Put another way, we should have a carbon tax, but we don't, so I am in favor of subsidizing clean energy via whatever scheme is politically achievable.



They'd probably still have a big problem paying retail rates. They'd much rather buy from solar farms that have a much lower price of generation in that world.


But they'd have no problem paying today's retail rate. In this alternate universe, the actual retail rate would be higher.

And that would suck for consumers, but it would also reflect the real cost of electricity, which someone is going to pay one way or another.

Right now, we effectively subsidize dirty energy by allowing utilities to ignore the consequences of releasing carbon into the atmosphere. So it's okay—good, even—to force the utilities to pay more for the cleaner energy instead.


I really don't get the point you're trying to make. If there were a carbon tax, net metering of retail solar would still be unsustainable, just with different price points. The spread between wholesale and retail rates would still exist, and having a grid connection but no net usage would still be a large benefit at no cost.

The source of the rest of the power on the grid just isn't the relevant consideration for this particular issue. It's a very relevant consideration in general, just not for this specific question.


> If there were a carbon tax, net metering of retail solar would still be unsustainable, just with different price points.

If there was a (correctly priced) carbon tax, I wouldn't be making this argument. Clean forms of energy would naturally win in the market, because they are in fact much cheaper when you take the long-term consequences of dirty energy into account.

We don't do that, so we need to subsidize clean energy production instead. The free grid connection is a reward for performing a social good.

And, it is not "unfair" to make PG&E pay extra for clean energy when we let them release carbon into the atmosphere for free.


That isn't the situation today.
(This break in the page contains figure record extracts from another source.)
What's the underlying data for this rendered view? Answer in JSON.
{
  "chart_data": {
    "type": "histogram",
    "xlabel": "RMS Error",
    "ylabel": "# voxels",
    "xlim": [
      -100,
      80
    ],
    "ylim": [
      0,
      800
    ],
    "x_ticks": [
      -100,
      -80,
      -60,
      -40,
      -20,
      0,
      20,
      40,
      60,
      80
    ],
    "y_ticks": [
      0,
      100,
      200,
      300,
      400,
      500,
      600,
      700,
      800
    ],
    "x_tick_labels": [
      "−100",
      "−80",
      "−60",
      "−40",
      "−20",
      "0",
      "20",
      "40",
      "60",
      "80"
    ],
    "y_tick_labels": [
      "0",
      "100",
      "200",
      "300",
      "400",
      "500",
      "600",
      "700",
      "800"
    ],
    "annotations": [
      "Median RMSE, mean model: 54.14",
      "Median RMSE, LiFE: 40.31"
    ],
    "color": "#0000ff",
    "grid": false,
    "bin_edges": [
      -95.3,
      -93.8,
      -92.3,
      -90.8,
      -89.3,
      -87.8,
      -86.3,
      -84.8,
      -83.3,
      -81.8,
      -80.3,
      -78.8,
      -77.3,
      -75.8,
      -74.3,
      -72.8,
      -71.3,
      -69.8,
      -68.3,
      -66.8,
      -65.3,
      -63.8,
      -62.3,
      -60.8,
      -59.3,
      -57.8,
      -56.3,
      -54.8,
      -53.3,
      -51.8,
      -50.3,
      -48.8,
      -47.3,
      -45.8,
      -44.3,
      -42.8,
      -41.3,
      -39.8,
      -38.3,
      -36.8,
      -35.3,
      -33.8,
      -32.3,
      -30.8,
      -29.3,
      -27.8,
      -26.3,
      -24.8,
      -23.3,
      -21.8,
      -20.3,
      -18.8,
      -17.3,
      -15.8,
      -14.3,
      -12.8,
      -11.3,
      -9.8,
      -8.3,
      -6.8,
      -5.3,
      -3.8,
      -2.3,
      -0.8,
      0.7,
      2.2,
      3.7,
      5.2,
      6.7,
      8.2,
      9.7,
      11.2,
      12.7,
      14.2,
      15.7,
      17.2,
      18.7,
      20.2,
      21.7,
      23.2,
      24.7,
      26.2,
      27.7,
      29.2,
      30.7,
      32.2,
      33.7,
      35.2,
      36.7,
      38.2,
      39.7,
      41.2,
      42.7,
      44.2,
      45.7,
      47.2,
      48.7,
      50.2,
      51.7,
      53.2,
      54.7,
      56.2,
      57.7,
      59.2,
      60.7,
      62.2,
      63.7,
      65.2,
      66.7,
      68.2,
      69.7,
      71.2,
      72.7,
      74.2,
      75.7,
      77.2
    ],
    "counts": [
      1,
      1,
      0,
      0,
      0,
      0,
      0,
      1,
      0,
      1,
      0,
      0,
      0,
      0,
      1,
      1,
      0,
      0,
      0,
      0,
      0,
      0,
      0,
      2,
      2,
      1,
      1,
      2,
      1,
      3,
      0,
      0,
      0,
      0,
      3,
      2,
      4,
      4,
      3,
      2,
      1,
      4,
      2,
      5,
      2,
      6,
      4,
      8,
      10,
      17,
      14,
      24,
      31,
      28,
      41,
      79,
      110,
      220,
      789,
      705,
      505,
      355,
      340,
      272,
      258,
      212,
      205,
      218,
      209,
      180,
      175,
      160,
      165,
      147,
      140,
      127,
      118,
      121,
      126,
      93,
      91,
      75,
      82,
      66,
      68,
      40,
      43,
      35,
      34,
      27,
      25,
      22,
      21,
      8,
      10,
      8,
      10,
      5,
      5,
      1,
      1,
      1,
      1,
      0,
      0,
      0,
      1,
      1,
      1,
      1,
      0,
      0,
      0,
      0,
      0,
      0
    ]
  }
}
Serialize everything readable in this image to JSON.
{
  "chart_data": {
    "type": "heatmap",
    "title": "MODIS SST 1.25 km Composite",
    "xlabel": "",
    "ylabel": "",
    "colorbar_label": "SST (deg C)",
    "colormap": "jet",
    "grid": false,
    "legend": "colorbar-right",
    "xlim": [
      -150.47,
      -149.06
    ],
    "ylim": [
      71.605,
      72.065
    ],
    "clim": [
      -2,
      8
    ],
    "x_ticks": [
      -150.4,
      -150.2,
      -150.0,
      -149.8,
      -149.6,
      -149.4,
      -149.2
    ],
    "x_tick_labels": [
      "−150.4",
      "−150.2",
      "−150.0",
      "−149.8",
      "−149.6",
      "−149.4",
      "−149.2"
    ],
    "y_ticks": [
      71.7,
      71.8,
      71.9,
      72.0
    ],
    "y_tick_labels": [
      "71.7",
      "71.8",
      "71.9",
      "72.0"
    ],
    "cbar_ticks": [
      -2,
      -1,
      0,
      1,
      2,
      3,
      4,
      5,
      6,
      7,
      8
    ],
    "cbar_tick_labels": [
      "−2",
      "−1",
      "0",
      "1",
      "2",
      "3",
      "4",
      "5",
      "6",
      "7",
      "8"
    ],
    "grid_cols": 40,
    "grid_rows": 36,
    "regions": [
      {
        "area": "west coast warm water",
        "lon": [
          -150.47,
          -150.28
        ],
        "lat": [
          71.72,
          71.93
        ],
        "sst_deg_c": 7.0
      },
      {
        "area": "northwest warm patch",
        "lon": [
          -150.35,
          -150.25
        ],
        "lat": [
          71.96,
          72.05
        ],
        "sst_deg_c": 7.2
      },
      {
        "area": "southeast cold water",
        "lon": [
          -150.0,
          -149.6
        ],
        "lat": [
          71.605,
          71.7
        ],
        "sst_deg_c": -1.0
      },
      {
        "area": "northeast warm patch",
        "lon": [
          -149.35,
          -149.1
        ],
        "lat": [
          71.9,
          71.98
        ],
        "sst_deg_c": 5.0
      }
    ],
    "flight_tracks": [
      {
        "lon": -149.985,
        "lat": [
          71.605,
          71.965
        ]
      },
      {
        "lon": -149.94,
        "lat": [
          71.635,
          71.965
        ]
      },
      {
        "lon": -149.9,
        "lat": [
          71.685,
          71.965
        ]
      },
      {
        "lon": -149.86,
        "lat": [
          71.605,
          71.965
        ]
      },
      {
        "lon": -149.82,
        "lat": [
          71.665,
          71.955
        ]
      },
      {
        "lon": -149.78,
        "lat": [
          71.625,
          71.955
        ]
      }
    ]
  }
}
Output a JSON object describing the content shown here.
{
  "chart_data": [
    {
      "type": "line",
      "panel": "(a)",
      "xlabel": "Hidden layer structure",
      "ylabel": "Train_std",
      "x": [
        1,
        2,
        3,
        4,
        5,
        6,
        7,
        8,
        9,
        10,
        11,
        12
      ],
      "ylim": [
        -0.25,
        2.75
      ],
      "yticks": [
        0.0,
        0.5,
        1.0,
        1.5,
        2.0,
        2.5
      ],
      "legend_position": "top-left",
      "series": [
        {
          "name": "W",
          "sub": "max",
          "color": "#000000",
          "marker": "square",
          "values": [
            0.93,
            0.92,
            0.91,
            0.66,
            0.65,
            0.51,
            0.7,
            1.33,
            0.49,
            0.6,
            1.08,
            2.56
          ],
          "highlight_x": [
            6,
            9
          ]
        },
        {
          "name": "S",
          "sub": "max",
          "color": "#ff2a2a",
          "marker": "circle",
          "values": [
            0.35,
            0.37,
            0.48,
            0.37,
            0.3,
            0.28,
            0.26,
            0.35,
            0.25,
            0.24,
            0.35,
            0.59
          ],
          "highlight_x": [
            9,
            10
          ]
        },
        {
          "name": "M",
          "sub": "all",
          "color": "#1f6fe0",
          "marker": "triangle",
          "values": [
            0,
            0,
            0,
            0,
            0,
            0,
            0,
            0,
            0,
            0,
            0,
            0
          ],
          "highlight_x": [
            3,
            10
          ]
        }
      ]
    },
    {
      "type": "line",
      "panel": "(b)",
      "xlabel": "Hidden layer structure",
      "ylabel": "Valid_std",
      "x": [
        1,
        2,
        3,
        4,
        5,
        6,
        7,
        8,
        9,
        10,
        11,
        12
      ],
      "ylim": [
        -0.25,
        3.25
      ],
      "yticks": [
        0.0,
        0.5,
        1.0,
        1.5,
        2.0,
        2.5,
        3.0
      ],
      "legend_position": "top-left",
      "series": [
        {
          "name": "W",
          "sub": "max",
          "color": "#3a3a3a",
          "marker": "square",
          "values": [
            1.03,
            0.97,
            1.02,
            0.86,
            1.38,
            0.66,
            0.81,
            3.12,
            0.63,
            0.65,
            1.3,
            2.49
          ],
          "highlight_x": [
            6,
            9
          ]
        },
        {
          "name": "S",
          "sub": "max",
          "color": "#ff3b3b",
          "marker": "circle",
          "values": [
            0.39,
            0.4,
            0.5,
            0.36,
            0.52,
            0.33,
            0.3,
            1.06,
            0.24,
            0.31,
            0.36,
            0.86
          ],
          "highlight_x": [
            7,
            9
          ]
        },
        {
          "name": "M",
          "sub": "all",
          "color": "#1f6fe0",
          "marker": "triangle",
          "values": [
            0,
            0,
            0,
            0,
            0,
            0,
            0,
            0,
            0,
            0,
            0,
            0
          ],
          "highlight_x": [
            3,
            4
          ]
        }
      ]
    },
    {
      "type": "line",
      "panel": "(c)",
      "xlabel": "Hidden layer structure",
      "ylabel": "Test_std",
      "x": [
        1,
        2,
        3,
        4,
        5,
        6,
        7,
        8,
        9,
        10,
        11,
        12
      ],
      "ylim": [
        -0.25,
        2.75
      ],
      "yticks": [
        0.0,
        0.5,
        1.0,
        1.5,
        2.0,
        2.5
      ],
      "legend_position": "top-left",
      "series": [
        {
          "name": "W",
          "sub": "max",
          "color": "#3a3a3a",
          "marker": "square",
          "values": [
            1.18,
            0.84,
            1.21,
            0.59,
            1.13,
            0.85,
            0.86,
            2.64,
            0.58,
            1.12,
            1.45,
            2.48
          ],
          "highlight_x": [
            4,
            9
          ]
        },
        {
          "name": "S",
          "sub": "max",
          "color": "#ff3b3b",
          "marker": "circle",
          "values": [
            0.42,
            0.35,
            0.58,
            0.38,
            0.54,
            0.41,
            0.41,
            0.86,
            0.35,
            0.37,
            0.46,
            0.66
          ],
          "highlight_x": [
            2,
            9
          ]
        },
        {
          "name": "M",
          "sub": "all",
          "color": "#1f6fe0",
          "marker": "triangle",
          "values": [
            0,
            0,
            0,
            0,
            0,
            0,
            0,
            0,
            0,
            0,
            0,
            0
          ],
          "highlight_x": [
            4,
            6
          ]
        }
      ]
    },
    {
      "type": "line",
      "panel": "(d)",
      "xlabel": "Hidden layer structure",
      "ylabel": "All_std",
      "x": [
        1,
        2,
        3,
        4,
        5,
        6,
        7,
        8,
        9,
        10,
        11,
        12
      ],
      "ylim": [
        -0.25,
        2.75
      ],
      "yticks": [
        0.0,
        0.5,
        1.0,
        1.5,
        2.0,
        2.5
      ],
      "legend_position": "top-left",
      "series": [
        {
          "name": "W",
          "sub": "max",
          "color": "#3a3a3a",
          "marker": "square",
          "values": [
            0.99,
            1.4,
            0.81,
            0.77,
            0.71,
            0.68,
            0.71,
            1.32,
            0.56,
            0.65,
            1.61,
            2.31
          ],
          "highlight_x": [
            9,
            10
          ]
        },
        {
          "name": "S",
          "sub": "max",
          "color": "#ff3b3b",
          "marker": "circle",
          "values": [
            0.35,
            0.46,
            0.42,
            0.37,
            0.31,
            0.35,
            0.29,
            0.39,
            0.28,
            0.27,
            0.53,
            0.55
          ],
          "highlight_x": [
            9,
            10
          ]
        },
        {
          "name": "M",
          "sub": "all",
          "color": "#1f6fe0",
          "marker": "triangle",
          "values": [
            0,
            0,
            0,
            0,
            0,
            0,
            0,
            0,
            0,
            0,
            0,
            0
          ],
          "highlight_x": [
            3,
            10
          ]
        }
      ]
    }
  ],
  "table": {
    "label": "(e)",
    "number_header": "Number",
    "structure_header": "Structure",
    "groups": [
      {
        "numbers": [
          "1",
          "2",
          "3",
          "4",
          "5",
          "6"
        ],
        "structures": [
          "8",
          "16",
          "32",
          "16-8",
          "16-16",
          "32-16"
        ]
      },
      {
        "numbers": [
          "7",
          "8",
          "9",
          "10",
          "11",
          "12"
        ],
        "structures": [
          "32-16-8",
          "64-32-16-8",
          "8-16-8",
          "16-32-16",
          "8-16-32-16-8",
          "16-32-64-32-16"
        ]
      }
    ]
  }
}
The decision is between two clean energy sources, where one is 10x the cost of the other.

Net metering meant pge had to buy residentially generated power for 40 cents instead of industrial solar for 4 cents.


...does California already have enough industrial solar to power the entire state? I didn't realize that, that changes things significantly.


Yes, it has to turn off industrial solar production on sunny days. Less frequently, it has negative wholesale prices where it pays other states to take the excess power.

This is exactly why they got rid of net metering


Yeah this is exactly why the new version of the policy (attempts to) incentivize storage in addition to solar, because that makes the excess solar power more useful, by allowing it to be time-shifted to times when there is a dearth instead of an excess (ie. when the sun goes down). The big subsidy of net metering for stand-alone residential solar is no longer beneficial; there are better things for the system at large to be spending its resources on, like storage, and also transmission and distribution improvements.